Written by housing expert Colin Wiles, with a foreword by Danny Dorling, Halford Mackinder Professor of Geography, University of Oxford, the main findings include:

  • The number of micro-homes being built in the UK has increased almost fivefold in just five years.
  • The number of new micro-homes developed has increased from 2,139 in 2013 to 9,605 in 2018.
  • Micro-homes are not just a London phenomenon. From 2016 to 2018 significant numbers have been built in the North West, the South East outside London, and Yorkshire and the Humber.
  • Policy-makers, including Boris Johnson, then Mayor of London, hoped that micro-homes would provide a part-solution to the housing crisis by using a “policy shortcut” in 2013 to permit the conversion of dis-used commercial buildings into residential housing with almost automatic planning consent irrespective of their size or amenity.
  • Instead, the UK can now claim the dubious title of having the smallest rooms, and the second smallest homes, to be found across all of Europe with some micro-developments as small as a single garage at 8.3 square metres, and others without windows or ventilation.
  • The report concludes that based on available evidence:
    • Micro-homes are not a solution to the housing crisis, instead they are a short-term, kneejerk reaction to wider problems in the housing market and the planning process.
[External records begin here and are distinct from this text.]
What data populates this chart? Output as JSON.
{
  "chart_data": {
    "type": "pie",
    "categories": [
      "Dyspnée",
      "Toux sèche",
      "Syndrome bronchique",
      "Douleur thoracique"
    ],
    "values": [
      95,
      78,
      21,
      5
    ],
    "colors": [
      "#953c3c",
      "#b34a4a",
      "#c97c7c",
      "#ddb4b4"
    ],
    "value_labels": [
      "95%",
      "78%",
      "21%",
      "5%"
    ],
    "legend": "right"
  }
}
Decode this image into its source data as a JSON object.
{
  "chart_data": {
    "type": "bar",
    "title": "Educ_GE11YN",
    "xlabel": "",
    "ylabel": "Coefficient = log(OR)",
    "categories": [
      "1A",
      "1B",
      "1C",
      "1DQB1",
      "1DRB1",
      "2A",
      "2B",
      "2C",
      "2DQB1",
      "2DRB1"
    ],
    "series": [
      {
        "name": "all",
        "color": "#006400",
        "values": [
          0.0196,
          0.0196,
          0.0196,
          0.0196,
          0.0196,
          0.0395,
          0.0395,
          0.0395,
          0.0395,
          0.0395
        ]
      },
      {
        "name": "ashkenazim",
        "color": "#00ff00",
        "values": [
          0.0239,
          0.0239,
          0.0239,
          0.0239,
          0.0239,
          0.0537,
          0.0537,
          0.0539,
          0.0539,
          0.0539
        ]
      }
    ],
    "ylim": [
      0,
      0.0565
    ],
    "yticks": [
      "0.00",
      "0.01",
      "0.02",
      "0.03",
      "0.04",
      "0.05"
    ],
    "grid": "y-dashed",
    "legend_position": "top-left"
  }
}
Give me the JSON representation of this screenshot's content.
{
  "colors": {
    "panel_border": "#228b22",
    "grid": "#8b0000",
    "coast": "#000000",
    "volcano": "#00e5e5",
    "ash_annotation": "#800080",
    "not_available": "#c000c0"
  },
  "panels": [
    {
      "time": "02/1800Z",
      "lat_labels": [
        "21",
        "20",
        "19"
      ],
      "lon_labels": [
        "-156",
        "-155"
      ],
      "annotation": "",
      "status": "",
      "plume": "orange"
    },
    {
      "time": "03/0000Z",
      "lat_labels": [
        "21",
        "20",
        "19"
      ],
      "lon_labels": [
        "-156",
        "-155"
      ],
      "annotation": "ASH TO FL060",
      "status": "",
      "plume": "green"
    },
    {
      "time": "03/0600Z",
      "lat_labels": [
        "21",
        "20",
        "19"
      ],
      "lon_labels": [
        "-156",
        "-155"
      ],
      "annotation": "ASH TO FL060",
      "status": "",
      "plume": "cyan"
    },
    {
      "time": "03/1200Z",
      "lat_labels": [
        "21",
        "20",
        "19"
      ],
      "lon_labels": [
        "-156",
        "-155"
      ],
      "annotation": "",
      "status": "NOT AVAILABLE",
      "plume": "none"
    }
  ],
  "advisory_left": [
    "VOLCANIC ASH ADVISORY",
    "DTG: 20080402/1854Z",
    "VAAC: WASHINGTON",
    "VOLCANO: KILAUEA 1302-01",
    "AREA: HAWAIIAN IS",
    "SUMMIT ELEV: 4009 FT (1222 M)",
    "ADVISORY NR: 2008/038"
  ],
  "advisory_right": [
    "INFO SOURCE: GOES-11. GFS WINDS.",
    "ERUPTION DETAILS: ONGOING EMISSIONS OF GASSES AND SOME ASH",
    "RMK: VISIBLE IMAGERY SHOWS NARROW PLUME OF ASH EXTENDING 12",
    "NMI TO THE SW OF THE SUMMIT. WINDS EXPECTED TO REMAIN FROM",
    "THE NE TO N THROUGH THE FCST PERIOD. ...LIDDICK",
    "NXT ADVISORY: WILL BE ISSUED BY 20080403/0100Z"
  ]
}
    • They have a negative impact on affordability, health, community stability, and general well-being.
    • They are speculative, uncontrolled, and unplanned, and therefore in clear contradiction of the planned approach set out in the National Planning Policy Framework which requires that “planning policies and decisions should ensure that developments…create places that are safe, inclusive, and accessible and which promote health and wellbeing, with a high standard of amenity for existing and future users.
    • They create inflationary and unintended price pressure in the rest of the housing market.

Recommendations include scrapping office-to-residential Permitted Development Rights in the name of intergenerational fairness so that any new homes created are decent and affordable.less than 37m2 in the UK.